Crafting a Financial Plan That Works

Updated on March 29, 2020

A goal without a plan is little more than a daydream. Meanwhile, everything with which you come into contact every day is the result of a plan — and a well-executed one at that. 

How can we know it was well-executed you ask? 

It worked. 

With that in mind, if your goal is long-term financial stability — and that’s certainly a worthy one to have — you’re going to need to set about crafting a financial plan that works.  

Here’s how.

Define Your Financial Goals

You need to do more than say “I want to retire debt-free.” You must define the steps you’ll take to get there so you can break them down into their constituent tasks. 

Maybe you want to live in Bora Bora; maybe you just want to get a nice house in a nice neighborhood and have it paid off in 15 years. Whatever your goal, it’s important to write it down and outline a plan of action for achieving it. 

Putting it in writing makes it tangible and gives you a frame of reference by which to measure your progress. 

Eliminate Debt

Every solid financial plan must include debt eradication if it is to be successful. One of your first steps should be to rid yourself of financial obligations such as credit card bills, medical debt and the like. 

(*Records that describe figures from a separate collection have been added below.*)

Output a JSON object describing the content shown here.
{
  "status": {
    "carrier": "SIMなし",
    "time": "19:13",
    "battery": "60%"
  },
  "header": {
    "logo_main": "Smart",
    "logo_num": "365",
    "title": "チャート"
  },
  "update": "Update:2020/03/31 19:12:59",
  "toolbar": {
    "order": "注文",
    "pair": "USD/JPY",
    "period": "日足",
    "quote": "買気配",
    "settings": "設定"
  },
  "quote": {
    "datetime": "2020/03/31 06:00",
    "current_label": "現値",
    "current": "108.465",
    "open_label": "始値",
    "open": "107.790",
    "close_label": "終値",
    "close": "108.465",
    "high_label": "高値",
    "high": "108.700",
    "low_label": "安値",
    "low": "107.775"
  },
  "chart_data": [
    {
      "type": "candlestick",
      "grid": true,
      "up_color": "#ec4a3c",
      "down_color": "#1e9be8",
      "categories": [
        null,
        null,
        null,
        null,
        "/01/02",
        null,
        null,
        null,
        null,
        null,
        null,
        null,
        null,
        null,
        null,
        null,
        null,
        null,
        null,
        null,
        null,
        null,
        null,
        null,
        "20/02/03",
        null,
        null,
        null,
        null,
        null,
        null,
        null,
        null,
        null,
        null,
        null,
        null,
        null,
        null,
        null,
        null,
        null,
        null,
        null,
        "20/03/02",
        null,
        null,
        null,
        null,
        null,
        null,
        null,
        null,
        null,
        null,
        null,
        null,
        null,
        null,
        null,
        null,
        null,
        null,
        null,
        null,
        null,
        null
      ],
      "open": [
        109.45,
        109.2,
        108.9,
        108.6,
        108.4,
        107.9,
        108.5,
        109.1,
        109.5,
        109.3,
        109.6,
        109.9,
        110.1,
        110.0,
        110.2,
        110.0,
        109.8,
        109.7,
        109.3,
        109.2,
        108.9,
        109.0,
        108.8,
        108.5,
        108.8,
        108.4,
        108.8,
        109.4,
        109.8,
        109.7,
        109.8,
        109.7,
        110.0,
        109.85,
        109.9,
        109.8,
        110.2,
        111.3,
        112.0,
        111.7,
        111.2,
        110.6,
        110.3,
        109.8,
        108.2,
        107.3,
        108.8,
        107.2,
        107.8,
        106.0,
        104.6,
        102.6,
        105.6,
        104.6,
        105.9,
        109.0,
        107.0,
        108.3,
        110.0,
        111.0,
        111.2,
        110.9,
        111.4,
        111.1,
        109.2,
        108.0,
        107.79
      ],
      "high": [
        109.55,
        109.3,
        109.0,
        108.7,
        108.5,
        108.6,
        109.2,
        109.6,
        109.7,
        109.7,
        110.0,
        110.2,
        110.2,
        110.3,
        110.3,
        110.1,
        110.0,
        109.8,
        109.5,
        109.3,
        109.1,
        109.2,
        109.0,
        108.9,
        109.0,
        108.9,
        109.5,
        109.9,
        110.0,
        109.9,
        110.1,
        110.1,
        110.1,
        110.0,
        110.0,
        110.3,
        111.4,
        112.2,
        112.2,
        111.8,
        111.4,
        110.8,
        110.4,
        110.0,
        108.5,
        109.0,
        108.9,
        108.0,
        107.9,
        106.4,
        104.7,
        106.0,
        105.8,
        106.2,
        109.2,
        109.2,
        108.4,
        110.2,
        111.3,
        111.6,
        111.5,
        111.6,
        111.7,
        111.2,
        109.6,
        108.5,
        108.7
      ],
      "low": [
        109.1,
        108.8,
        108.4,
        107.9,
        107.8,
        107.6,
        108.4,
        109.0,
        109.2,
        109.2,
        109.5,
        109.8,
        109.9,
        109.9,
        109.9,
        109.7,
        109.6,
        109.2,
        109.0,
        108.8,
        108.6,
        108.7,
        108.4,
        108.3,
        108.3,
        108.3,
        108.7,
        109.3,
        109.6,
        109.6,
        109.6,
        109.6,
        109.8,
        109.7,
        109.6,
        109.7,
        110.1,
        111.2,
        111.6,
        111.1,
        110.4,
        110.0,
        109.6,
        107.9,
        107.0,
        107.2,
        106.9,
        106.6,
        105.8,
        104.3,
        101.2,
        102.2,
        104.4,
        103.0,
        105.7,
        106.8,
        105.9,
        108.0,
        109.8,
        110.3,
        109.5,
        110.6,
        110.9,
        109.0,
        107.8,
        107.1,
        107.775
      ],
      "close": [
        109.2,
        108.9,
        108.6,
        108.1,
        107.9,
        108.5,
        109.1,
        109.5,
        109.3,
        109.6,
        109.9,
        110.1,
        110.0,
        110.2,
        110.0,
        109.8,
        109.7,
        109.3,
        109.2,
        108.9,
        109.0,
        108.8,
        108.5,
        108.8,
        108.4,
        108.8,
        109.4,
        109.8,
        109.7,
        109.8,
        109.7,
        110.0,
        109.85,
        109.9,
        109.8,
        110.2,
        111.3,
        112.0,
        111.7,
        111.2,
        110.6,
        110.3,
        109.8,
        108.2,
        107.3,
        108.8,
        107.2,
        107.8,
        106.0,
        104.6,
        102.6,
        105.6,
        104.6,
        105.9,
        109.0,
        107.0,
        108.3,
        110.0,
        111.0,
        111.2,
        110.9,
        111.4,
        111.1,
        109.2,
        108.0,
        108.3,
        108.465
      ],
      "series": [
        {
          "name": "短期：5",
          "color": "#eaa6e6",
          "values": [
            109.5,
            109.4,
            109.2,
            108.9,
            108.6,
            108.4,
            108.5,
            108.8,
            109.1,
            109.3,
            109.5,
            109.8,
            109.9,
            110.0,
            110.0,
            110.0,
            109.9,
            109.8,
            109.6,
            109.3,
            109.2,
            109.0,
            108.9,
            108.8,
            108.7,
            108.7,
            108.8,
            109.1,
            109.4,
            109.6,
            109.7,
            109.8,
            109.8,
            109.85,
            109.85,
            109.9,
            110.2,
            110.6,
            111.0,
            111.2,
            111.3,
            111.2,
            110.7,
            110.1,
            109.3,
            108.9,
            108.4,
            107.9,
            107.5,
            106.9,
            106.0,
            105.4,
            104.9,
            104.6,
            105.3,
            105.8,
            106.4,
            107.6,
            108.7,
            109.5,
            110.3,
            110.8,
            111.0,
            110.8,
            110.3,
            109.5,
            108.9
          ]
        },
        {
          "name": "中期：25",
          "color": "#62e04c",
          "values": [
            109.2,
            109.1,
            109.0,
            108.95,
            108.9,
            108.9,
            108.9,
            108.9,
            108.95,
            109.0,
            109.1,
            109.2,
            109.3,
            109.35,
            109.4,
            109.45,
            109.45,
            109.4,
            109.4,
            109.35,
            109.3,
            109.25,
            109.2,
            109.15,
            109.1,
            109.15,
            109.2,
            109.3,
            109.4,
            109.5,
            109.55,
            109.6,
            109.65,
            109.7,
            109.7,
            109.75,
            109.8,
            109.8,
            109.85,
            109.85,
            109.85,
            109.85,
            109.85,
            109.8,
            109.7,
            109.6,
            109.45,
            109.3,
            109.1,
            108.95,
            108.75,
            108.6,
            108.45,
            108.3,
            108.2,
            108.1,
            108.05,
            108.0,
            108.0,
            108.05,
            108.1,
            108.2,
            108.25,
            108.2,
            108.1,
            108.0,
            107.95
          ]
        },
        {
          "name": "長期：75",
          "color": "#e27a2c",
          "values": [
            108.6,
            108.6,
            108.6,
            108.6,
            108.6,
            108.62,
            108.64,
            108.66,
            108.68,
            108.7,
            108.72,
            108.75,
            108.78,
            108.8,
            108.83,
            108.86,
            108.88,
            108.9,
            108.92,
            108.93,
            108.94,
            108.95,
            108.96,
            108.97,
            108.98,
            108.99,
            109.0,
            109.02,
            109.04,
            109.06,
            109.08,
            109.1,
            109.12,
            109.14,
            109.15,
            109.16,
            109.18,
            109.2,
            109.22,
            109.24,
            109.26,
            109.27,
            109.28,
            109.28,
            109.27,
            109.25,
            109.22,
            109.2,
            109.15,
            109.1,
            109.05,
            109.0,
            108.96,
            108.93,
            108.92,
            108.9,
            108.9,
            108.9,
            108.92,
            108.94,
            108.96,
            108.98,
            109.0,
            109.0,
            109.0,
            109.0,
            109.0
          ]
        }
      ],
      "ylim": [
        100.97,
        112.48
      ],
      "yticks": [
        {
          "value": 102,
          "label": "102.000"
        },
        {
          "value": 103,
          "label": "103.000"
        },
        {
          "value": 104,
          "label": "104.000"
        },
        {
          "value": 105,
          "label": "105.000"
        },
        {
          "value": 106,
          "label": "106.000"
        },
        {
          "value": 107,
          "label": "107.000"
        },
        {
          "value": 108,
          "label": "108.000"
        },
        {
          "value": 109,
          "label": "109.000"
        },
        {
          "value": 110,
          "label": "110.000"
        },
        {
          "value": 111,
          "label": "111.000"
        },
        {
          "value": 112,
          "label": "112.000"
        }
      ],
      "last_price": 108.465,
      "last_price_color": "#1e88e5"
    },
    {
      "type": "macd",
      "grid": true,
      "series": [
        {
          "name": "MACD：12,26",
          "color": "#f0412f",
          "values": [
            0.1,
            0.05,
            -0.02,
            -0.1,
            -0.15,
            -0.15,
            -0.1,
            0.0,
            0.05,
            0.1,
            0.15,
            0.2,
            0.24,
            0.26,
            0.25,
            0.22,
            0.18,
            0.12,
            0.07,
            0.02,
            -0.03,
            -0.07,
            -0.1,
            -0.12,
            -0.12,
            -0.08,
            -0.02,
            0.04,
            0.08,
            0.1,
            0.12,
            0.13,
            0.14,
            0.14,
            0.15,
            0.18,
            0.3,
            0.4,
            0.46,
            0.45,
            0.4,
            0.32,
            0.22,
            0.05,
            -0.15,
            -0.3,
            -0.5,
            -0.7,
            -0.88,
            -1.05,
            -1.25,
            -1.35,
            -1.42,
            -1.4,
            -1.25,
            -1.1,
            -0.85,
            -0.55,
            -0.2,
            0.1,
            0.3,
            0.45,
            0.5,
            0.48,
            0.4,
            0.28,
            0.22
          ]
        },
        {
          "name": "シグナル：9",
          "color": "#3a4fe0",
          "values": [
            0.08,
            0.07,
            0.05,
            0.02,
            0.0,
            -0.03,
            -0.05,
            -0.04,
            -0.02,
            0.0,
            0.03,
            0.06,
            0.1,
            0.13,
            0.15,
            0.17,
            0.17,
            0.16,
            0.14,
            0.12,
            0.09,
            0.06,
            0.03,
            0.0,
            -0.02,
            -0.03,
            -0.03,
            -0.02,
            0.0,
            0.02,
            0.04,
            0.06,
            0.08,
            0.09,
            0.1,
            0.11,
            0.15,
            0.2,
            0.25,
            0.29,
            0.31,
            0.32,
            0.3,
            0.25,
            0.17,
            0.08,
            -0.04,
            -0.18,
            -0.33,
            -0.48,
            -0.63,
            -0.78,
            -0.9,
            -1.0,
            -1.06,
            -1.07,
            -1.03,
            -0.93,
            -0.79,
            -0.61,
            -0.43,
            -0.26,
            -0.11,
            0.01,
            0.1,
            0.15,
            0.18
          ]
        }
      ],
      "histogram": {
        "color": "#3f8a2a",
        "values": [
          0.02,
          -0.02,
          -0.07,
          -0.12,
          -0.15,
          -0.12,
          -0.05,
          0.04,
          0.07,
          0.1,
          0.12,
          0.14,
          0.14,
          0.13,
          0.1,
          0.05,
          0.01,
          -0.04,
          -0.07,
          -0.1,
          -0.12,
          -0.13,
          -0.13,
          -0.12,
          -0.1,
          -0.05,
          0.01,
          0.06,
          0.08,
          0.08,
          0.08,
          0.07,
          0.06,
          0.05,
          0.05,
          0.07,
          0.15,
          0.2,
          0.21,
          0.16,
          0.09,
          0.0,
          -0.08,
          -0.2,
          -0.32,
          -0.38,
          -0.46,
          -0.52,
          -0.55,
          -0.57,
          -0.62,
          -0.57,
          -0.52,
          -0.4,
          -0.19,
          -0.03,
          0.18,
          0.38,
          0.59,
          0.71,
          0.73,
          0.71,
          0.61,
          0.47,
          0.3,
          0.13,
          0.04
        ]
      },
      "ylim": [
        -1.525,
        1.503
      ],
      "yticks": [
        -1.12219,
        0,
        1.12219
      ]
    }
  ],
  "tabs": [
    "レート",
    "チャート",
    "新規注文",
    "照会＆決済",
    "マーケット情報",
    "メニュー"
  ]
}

If that looks particularly difficult, a consultation with a debt specialist might help you find a way to do it more effectively. Just be careful to choose a reputable firm. Poring over information like these Freedom Debt Relief reviews will help you find legitimate people. You can then develop a plan and work it steadily. 

Include an Emergency Fund

In your zeal to reach your long-term goals, it’s all too easy to overlook the near- and mid-term possibilities. One of the tools you can use to mitigate unexpected expenses is an emergency fund. 

Experts tend to agree a fully formed emergency fund is comprised of at least three to six months of your living expenses — including rent/mortgage payments. With this on hand, you’ll be positioned to deal with difficulties without incurring debt. 

Secure Your Future Needs

With your emergency account fully funded, your next priority should be to ensure your financial stability during your retirement years. A financial planner can help you choose the best vehicle to accommodate your long-term goals. 

If you have children, you’re going to need to start a college fund too. If you’re renting, you might want to consider putting away for a down payment to do a buy. All of these moves will ensure you have the cash you need when the necessity arises. 

Put Your Money to Work

With your long-term finances in play, your next move should be to set your money up to multiply itself. Here, too, you’ll need to settle upon some objectives. You must have an idea of what you want the money to do and consider the time horizon for when you’ll need it. 

This, in turn, will dictate the nature of the investments you choose. If you’re going to need the money in five years or so, your best bet is something like a high-interest savings account. If you’re going out farther in time, you can consider mutual funds, real estate, bonds and the like. Whatever you choose, just make sure it’s capable of meeting your needs. 

These are the basic elements of any good financial plan. You’ll also need to make allowances for insurance — as well as taxes — and dictate what will happen to your estate when you die. As you can see, crafting a financial plan that works is something to which you’ll need to give some thought. However, the peace of mind you’ll derive from having done so is more than worthwhile.